What are Some of the Ways a Newly Married Couple Should Manage its Finances?
It’s one thing to manage personal finance solo and a completely different thing to manage it when you are married. This is because when you have a partner then a lot of things change- your monthly expenses, net household income, addition of new expenses, etc.
To be sure that money doesn’t become a problem after marriage, it’s important that all the newly married individuals follow some basic practices:
- Emergency Fund
Couples in which both the husband and the wife are salary earners may have a high combined income. However, this doesn’t mean that they are not vulnerable to financial risks.
Life is unpredictable, and so even when a couple is able to generate a high income, they should set an emergency fund which should be enough to support them for at least 3-6 months without any external income.
Although insurance is important even when you are single, when you are married, it becomes all the more important. This is because, then you have a family that depends on you.

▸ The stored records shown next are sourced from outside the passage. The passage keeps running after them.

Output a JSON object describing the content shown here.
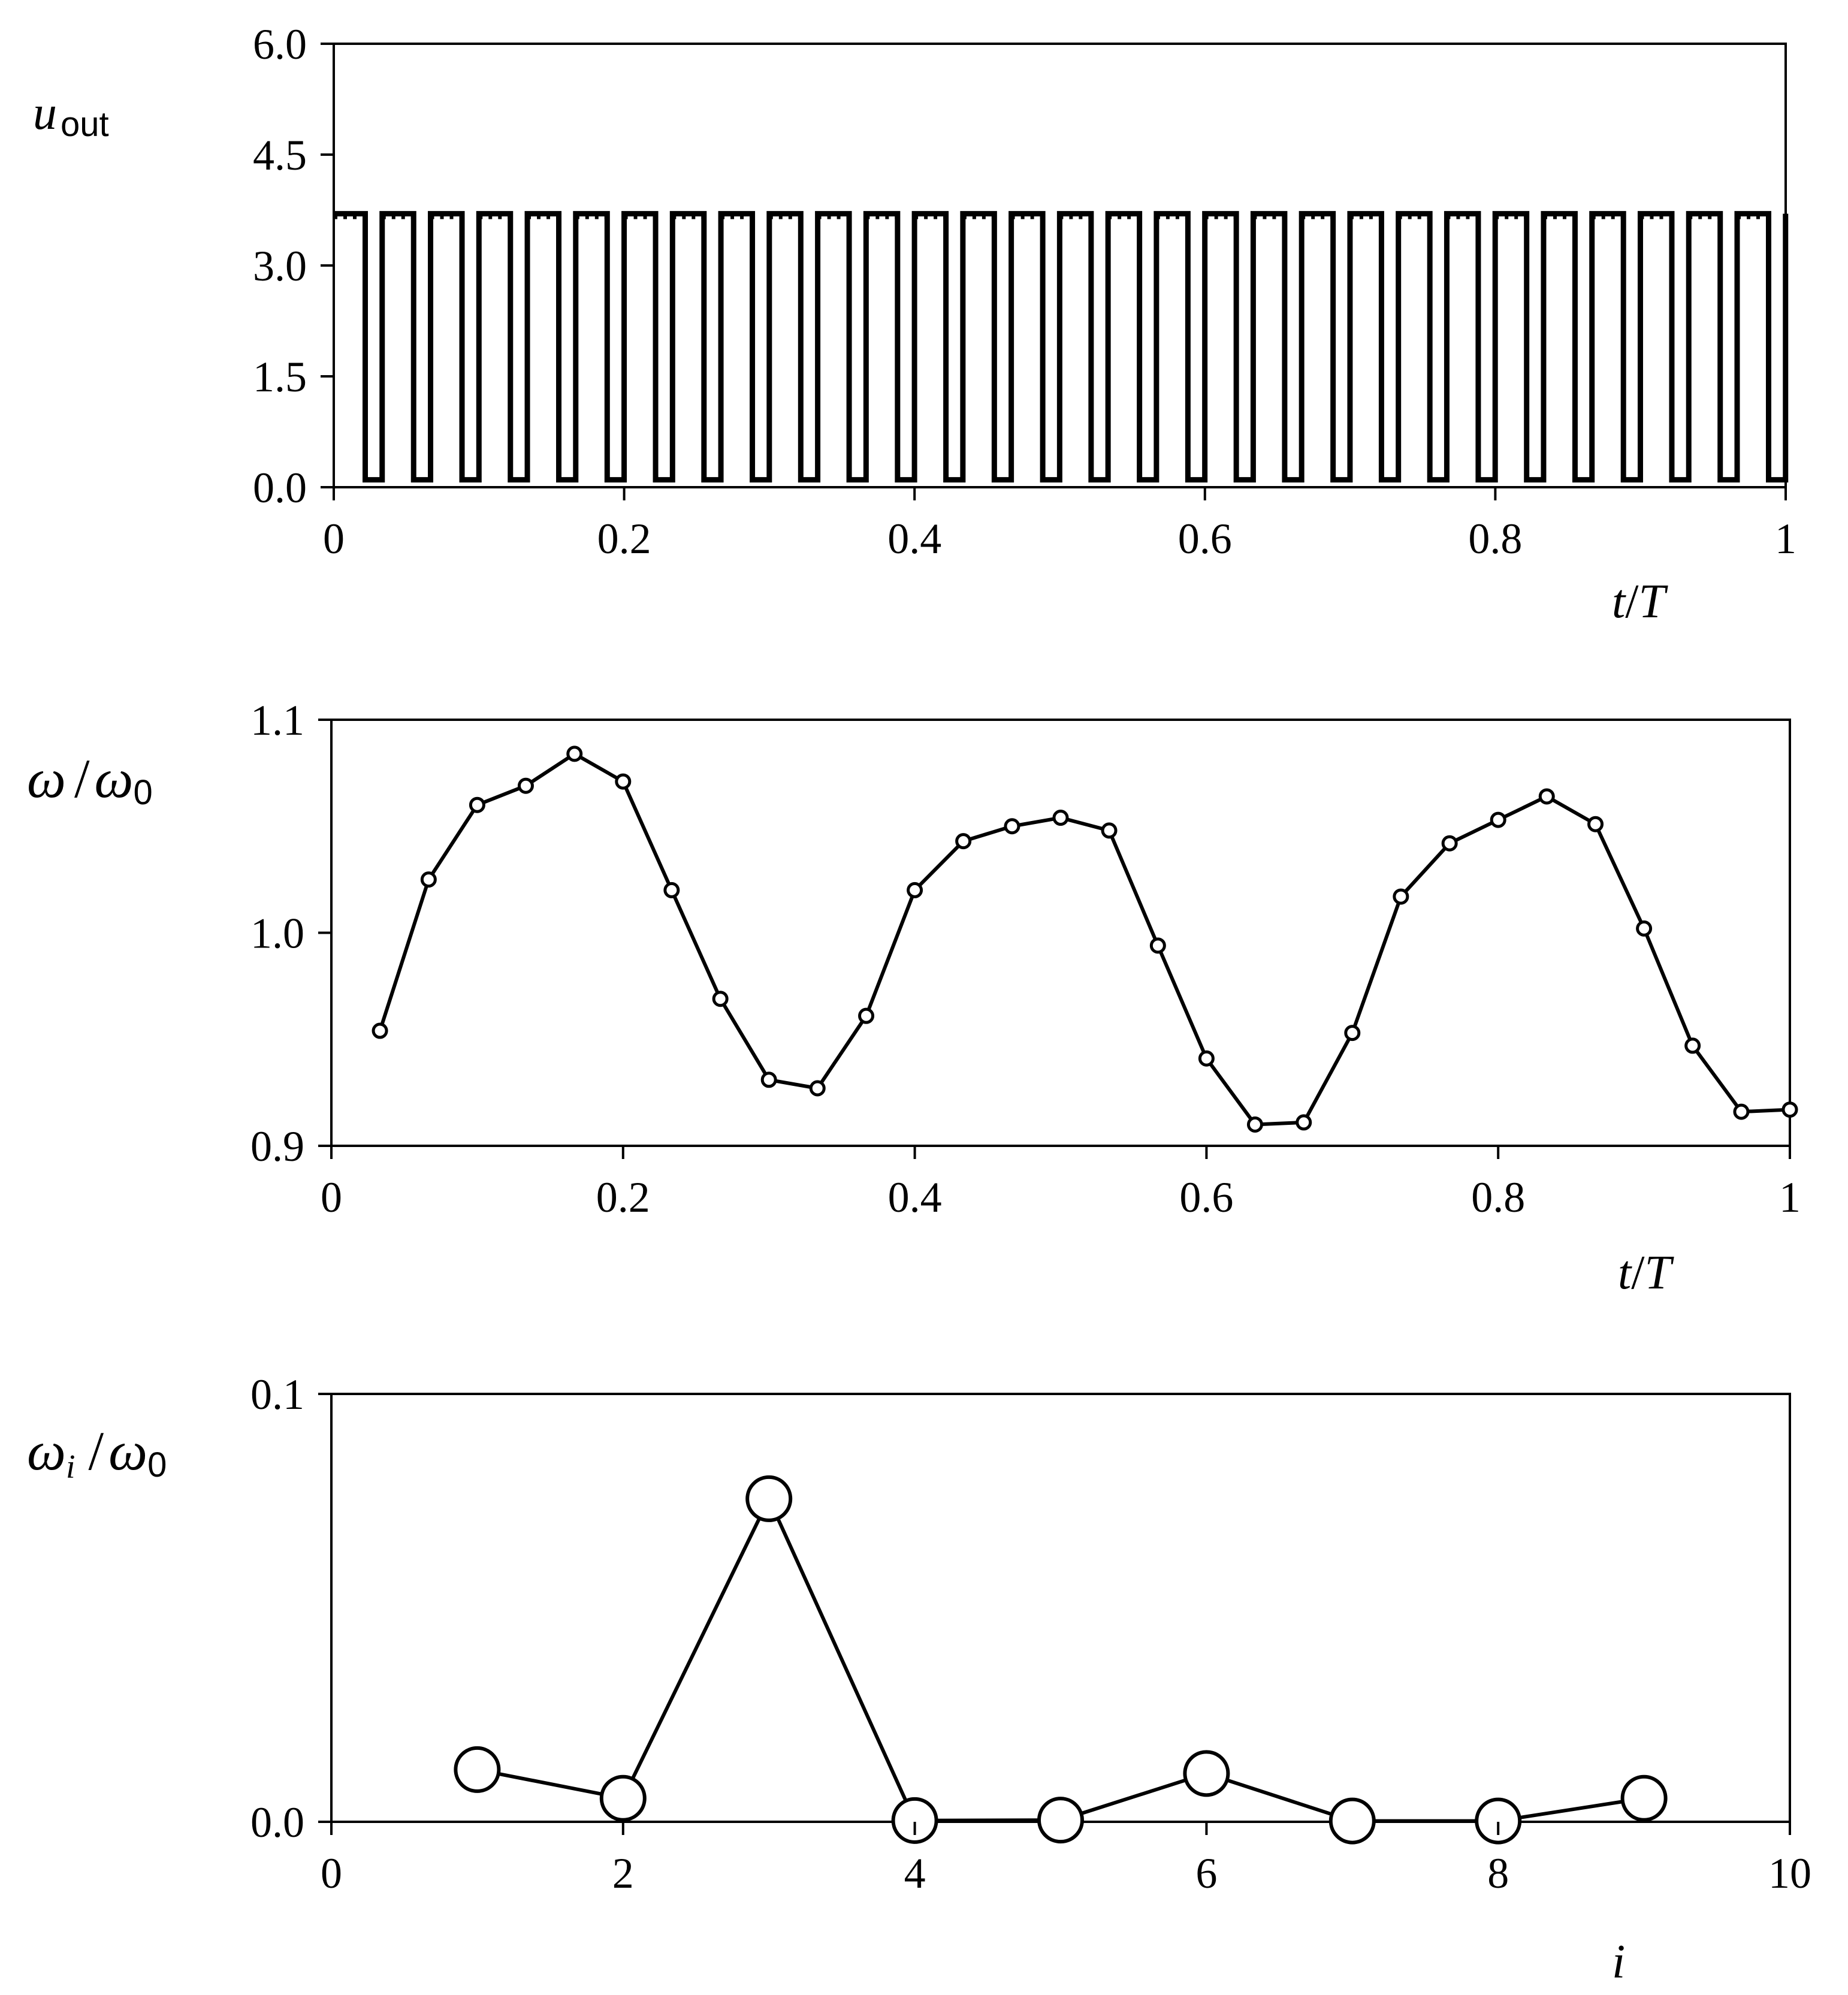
{
  "chart_data": [
    {
      "type": "line",
      "xlim": [
        0,
        1
      ],
      "ylim": [
        0,
        6
      ],
      "x_ticks": [
        "0",
        "0.2",
        "0.4",
        "0.6",
        "0.8",
        "1"
      ],
      "y_ticks": [
        "0.0",
        "1.5",
        "3.0",
        "4.5",
        "6.0"
      ],
      "xlabel": {
        "italic": "t",
        "sep": "/",
        "italic2": "T"
      },
      "ylabel": {
        "main": "u",
        "sub": "out"
      },
      "grid": false,
      "legend": "none",
      "series": [
        {
          "pulse_train": true,
          "period": 0.03333,
          "high_level": 3.7,
          "low_level": 0.1,
          "low_duration_fraction": 0.35,
          "cycles": 30
        }
      ]
    },
    {
      "type": "line",
      "xlim": [
        0,
        1
      ],
      "ylim": [
        0.9,
        1.1
      ],
      "x_ticks": [
        "0",
        "0.2",
        "0.4",
        "0.6",
        "0.8",
        "1"
      ],
      "y_ticks": [
        "0.9",
        "1.0",
        "1.1"
      ],
      "xlabel": {
        "italic": "t",
        "sep": "/",
        "italic2": "T"
      },
      "ylabel": {
        "main": "ω",
        "sep": "/",
        "main2": "ω",
        "sub2": "0"
      },
      "grid": false,
      "legend": "none",
      "series": [
        {
          "marker": "open-circle",
          "x": [
            0.0333,
            0.0667,
            0.1,
            0.1333,
            0.1667,
            0.2,
            0.2333,
            0.2667,
            0.3,
            0.3333,
            0.3667,
            0.4,
            0.4333,
            0.4667,
            0.5,
            0.5333,
            0.5667,
            0.6,
            0.6333,
            0.6667,
            0.7,
            0.7333,
            0.7667,
            0.8,
            0.8333,
            0.8667,
            0.9,
            0.9333,
            0.9667,
            1.0
          ],
          "y": [
            0.954,
            1.025,
            1.06,
            1.069,
            1.084,
            1.071,
            1.02,
            0.969,
            0.931,
            0.927,
            0.961,
            1.02,
            1.043,
            1.05,
            1.054,
            1.048,
            0.994,
            0.941,
            0.91,
            0.911,
            0.953,
            1.017,
            1.042,
            1.053,
            1.064,
            1.051,
            1.002,
            0.947,
            0.916,
            0.917
          ]
        }
      ]
    },
    {
      "type": "line",
      "xlim": [
        0,
        10
      ],
      "ylim": [
        0,
        0.1
      ],
      "x_ticks": [
        "0",
        "2",
        "4",
        "6",
        "8",
        "10"
      ],
      "y_ticks": [
        "0.0",
        "0.1"
      ],
      "xlabel": {
        "italic": "i"
      },
      "ylabel": {
        "main": "ω",
        "sub": "i",
        "sep": "/",
        "main2": "ω",
        "sub2": "0"
      },
      "grid": false,
      "legend": "none",
      "series": [
        {
          "marker": "large-open-circle",
          "x": [
            1,
            2,
            3,
            4,
            5,
            6,
            7,
            8,
            9
          ],
          "y": [
            0.0122,
            0.0055,
            0.0755,
            0.0003,
            0.0004,
            0.0113,
            0.0002,
            0.0002,
            0.0055
          ]
        }
      ]
    }
  ]
}
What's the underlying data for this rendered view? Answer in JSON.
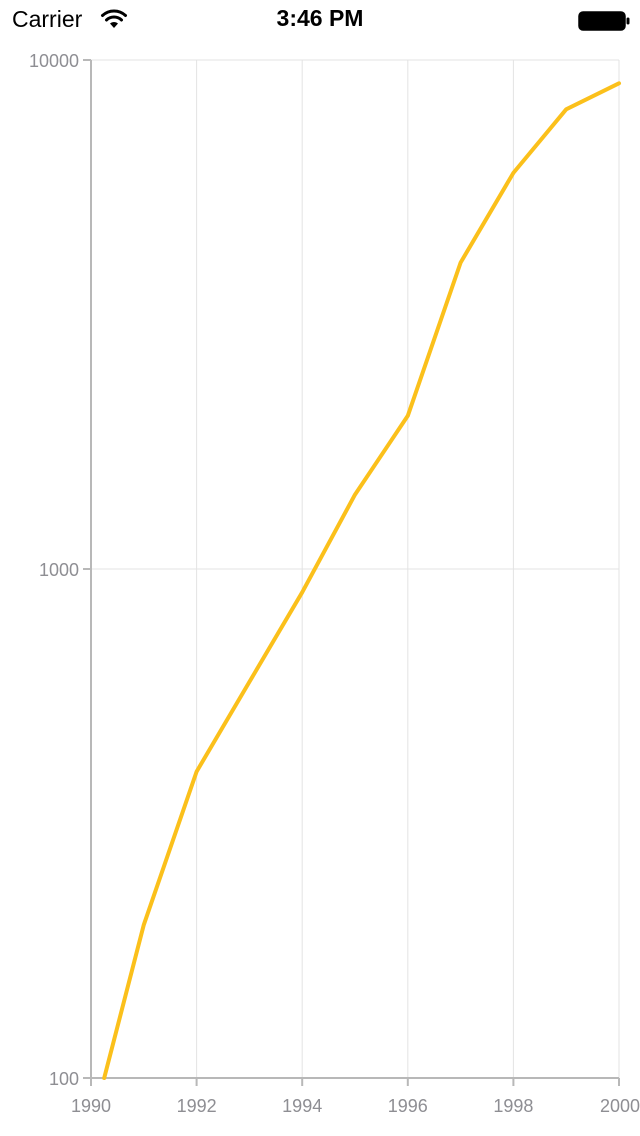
{
  "status_bar": {
    "carrier": "Carrier",
    "time": "3:46 PM",
    "wifi_icon": "wifi-icon",
    "battery_icon": "battery-icon"
  },
  "chart_data": {
    "type": "line",
    "title": "",
    "xlabel": "",
    "ylabel": "",
    "x_scale": "linear",
    "y_scale": "log",
    "xlim": [
      1990,
      2000
    ],
    "ylim": [
      100,
      10000
    ],
    "grid": true,
    "x_ticks": [
      "1990",
      "1992",
      "1994",
      "1996",
      "1998",
      "2000"
    ],
    "y_ticks": [
      "100",
      "1000",
      "10000"
    ],
    "series": [
      {
        "color": "#fbc01b",
        "x": [
          1990.25,
          1991,
          1992,
          1993,
          1994,
          1995,
          1996,
          1997,
          1998,
          1999,
          2000
        ],
        "y": [
          100,
          200,
          400,
          600,
          900,
          1400,
          2000,
          4000,
          6000,
          8000,
          9000
        ]
      }
    ]
  }
}
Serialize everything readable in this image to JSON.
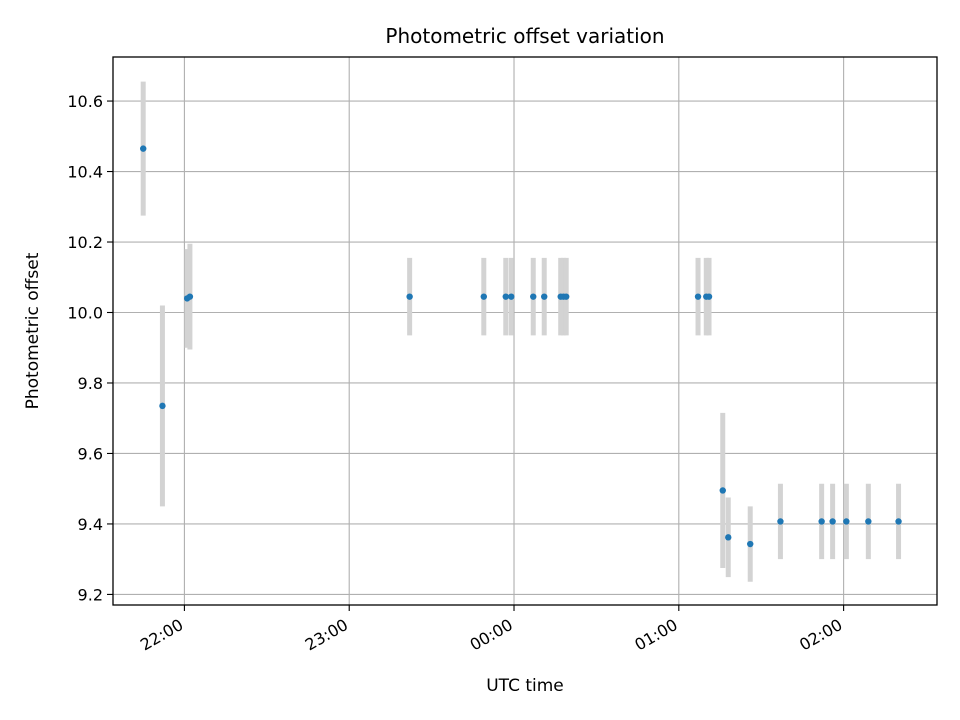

Good healthcare can be quite expensive today. Thus, it’s wise to invest in a good family insurance plan that offers a high coverage.
- Monthly Budget
When the expenses of husband and wife are combined, then things can easily get out of control. It’s also hard to identify unnecessary expenses and save enough money. These problems can be solved by creating a monthly budget after a mutual agreement and sticking to it. This way, the couple will know exactly how much money they need to spend and how much they can save.
- 4. Updating Nomination in Financial Instruments
After getting married, both partners may want to update the nomination information in the bank accounts, mutual funds, etc. so that in case one of them passes away in an unfortunate event, the surviving partner is able to access the funds without inconvenience.